Изо всех сил дед с внуком бросились к колодцу, вернее к тому, что от него осталось. Теперь на его месте зияла огромная, метров десять в диаметре воронка. Рядом с ней корчились полузасыпанные  землей товарищи Вадима. Они получили серьезные повреждения, но, во всяком случае, остались живы. Дед тут же оказал им первую медицинскую помощь и на первой же телеге отправил в больницу. Стрижку в тот день пришлось отменить. Этот случай настолько потряс Ивана Ивановича, что он решил теперь глаз не спускать с внука. Но как это сделать, если ты с утра до вечера находишься на работе? Не запирать же дома мальчишку на ключ? И тогда он решил брать его с собой в больницу, чтобы он был постоянно у него на глазах.

Большинство детских воспоминаний Вадима связано с больницей. В свои шесть лет он многое уже знал о медицине. Он знал, как нужно мыть руки перед операцией с мылом и щеткой, знал название  и назначение почти всех хирургических инструментов. Крови он не боялся совсем и мог с интересом наблюдать, как дед делает операцию. В большой и светлой операционной кроме хирургического стола, в углу стояло гинекологическое кресло. Вот на нем мальчишка и устроил себе наблюдательный пункт. Ставил не него табуретку, забирался наверх. Теперь все поле операции у него было, как на ладони. Со своего НП он посмотрел ни один десяток операций.. Одна операция ему запомнилась особо. Из соседней деревни привезли мужчину, всего буквально изрешеченного пулеметной очередью. Это мальчишки нашли немецкий пулемет с боеприпасами и возились возле него. Мужики увидели это дело и постарались  прекратить это безобразие. Один из них, приблизившись к ребятам, приказал отдать эту опасную игрушку. Но мальчишкам было очень жаль  расставаться с настоящим пулеметом. Мужчина стал силой отнимать у них оружие. В пылу возни один из мальчишек случайно нажал на  гашетку пулемета, и мужчина получил очередь в живот из 10 или 11 пуль. Его в больницу привезли без сознания, истекающего кровью. Тут же его приготовили к операции. Вскрыли ему брюшную полость, и на столе оказались все его внутренне органы. На его счастье, если это можно было назвать счастьем, ни одна пуля не задела ни позвоночника, ни почек, ни печени. Но весь кишечник был изрешечен. Приходилось осматривать его буквально по сантиметру. Для этого пришлось его размотать по всей операционной. Медсестры вчетвером стояли и держали в руках этот человеческий орган, размотанный, как канат, а Иван Иванович ходил между ними с хирургическими ножницами в руках и вырезал наиболее поврежденные участки. Пришлось выбросить несколько метров. Остальное все аккуратно сшили, уложили на свое место, и зашили живот.

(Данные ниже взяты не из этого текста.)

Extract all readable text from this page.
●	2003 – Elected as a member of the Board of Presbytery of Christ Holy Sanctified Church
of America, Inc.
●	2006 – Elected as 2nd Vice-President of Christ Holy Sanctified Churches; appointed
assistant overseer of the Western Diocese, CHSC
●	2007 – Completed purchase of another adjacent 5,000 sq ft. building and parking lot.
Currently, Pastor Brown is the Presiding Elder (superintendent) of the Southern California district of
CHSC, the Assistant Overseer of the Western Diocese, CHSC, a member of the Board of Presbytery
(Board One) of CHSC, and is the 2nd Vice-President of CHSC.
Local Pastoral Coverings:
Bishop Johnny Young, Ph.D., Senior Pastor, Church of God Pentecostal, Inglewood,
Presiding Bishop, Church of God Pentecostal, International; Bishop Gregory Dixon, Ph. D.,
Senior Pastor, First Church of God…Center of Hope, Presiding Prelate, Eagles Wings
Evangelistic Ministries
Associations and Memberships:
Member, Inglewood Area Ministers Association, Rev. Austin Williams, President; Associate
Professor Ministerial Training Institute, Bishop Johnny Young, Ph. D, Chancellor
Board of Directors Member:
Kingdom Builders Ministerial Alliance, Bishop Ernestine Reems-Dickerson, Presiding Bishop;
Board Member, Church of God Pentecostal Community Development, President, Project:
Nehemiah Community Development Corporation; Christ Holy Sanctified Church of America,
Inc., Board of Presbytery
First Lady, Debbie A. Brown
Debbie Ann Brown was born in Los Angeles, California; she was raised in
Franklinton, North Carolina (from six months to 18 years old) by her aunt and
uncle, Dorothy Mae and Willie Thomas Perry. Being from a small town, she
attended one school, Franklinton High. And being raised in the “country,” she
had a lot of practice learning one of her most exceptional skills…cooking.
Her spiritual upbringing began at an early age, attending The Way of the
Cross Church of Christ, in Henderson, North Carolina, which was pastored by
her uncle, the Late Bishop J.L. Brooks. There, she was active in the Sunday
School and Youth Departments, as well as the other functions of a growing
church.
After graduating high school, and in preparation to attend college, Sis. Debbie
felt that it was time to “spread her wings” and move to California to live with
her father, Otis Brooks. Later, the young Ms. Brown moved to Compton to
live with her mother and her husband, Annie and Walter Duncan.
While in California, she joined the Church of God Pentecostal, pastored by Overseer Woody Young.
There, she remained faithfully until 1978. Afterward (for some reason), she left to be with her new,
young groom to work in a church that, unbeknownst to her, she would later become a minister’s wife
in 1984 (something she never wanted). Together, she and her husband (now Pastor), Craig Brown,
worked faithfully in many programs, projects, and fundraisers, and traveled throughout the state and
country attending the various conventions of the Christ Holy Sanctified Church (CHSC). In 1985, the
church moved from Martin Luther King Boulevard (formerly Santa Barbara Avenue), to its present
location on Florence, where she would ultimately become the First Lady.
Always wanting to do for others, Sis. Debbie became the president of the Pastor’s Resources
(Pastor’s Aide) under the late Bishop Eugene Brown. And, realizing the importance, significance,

Шансов, что человек выживет, было не более одного из ста. Особенно в тех условиях, когда еще не было антибиотиков и сильных обезболивающих лекарств. Несколько суток он находился без сознания. Силы в нем поддерживали только с помощью уколов глюкозы. Но человек выжил! Он поправился и через месяц выписался. Через полгода он навестил Ивана Ивановича, и в благодарность за спасение жизни привез целый бочонок меда. На вопрос, как он себя чувствует, ответил, что прекрасно, только есть стал намного больше. Вот такую операцию Вадиму удалось увидеть своими глазами. И это послужило ему, как бы подготовкой, к операции, в которой он и сам принимал участие.

Это было летом 1945 года. После войны транспорт ходил очень плохо. Пассажирские поезда ходили редко и были всегда переполнены. Народ приспособился, и как во время войны, продолжал ездить в товарных поездах. В тот день товарный поезд шел от станции Новомиргород до станции Помошная. Поезд направлялся в Одессу. Часть вагонов была загружена металлическими коробочками для вазелина. Ряд вагонов были пустые. В этих вагонах и ехали «зайцами» несколько десятков человек. На перегоне Новомиргород-Виска есть небольшой подъем и спуск. По какой-то причине шесть задних вагонов поезда на подъеме отцепились. Вначале они отстали, но потом, преодолев по инерции подъем, стали догонять основной состав. На спуске они набрали большую скорость. Раздался страшный удар, и вагоны полезли друг на друга, ломая и круша все. И в это месиво попали несчастные «зайцы».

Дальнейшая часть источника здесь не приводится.